Europe’s first commercial soyfoods manufacturer was established by a Chinese man, biologist, engineer, and anarchist, Li Yuying, (Chinese: 李煜瀛). The factory was founded to fund his political actions. A variety of soy-based products were made in this factory, including bean-curd jam, soy coffee and chocolate, eggs and bean-curd cheese in a variety of flavours, as well as flour and biscuits. One-hundred-twenty workers were brought in to work here as part of the Work-Study program to transform them from “superstitious and ignorant” individuals, to knowledgeable and moral citizens when they would eventually return to China, at the founding of the Republic of China under Sun Yat-sen.
Li started working on bringing soy to the west in 1905 at the Second International Dairy Congress in Paris. In 1910, he published a treatise in Chinese on the health benefits of soybeans and soy products, for example, its ability to alleviate diabetes and arthritic pain, which was later translated into French. In 1912, at the Society for Acclimatisation’s annual lunch, he brought a variety of soy products for them to try, in line with their tradition of bringing in new foods from not well-known plants. Following this, with his partner Dr. Grandvoinnet, a 150-page pamphlet, which included their series of eight previously published articles, “Le soja: sa culture, ses usages alimentaires, thérapeutiques, agricoles et industriels”. This 150-page document is considered by historians William Shurtleff and Akiko Aoyagi to be “one of the earliest, most important, influential, creative, interesting, and carefully researched books ever written about soybeans and soyfoods. Its bibliography on soy is larger than any published before that time.”

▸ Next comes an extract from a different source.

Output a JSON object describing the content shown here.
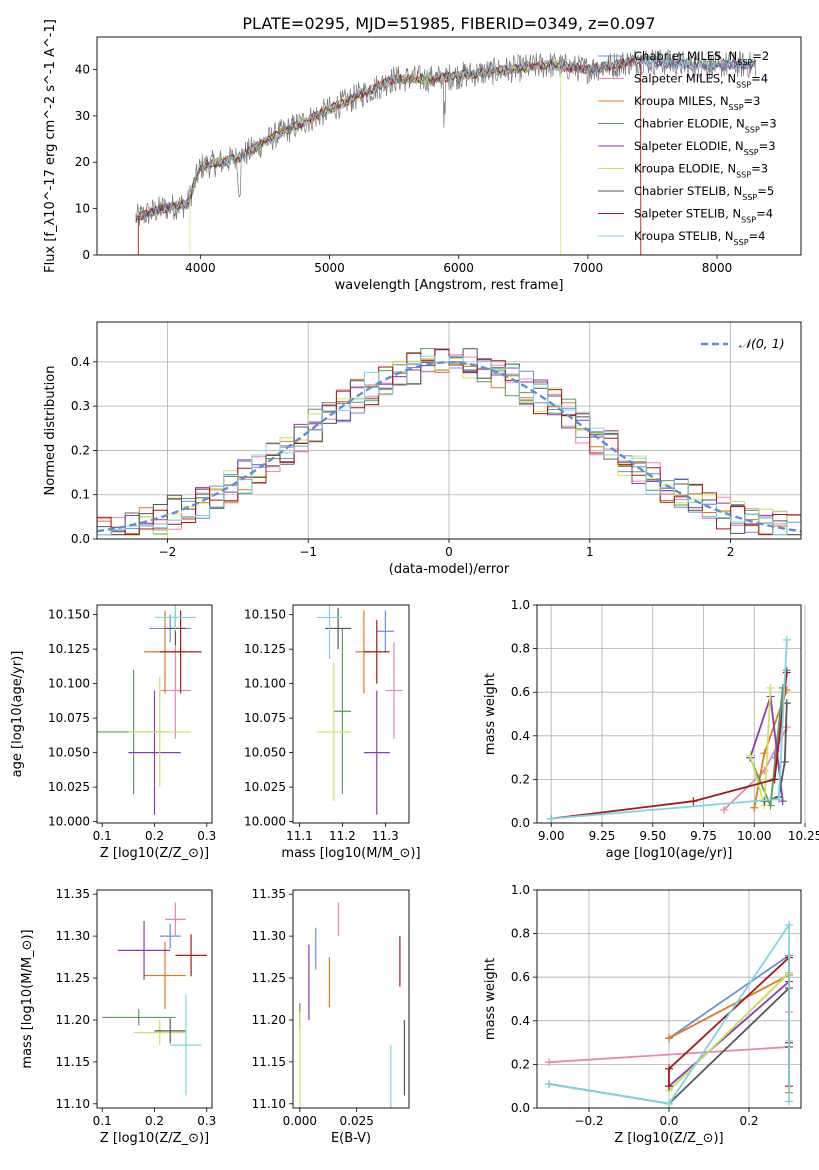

During Li’s time in the factory, he and his engineers invented and patented new machines for producing soy milk and bean curd. The above historians further comment on these patents supported by original ideas, and allowing French-style cheeses to be made from these machines. These new machines also allowed him to create the world’s first soy protein isolate, called Sojalithe, after its milk protein counterpart, Galalith. Li claimed that this protein isolate could be used as a substitute for ivory, which with a modern vision, could be a sustainable alternative to the current sources of ivory: elephants, rhinos, sperm whales, hippopotami, etc.

The water footprint of soy is fairly high, especially when compared to other plant-based alternatives, but the truth is, the water footprint of similar animal products is much higher. (The water footprint of soy milk and soy burger and equivalent animal products, A.E. Ercin M.M. Aldaya A.Y. Hoekstra (2011)). The water footprint of 1 litre of soy milk compared to 1 litre of cow’s milk is half that of the most water-efficient country, and almost eight times less than the least effective country studied, and 28% of the global average. The efficiency of soy is even higher when comparing the water footprint of 150g soy burgers compared to equivalent 150g beef burgers, with six times smaller water footprint, all the way up to twenty-two times less, for an average of 7% of the water footprint. For the soybeans studied above, non-organic soybeans have a larger water footprint than organic soybeans.

The world has a lot of work to do to reduce dependency on animal products, but efforts to change diets in the west are nothing new. From the very first mention of “toufu” by westerners to the first commercial factory in Europe to the modern-day, where water consumption can be measured, soybeans, among other vegetable products, are shown to be more sustainable water-wise than their non-vegetable alternatives. We must ask the question: why have we not embraced these products further?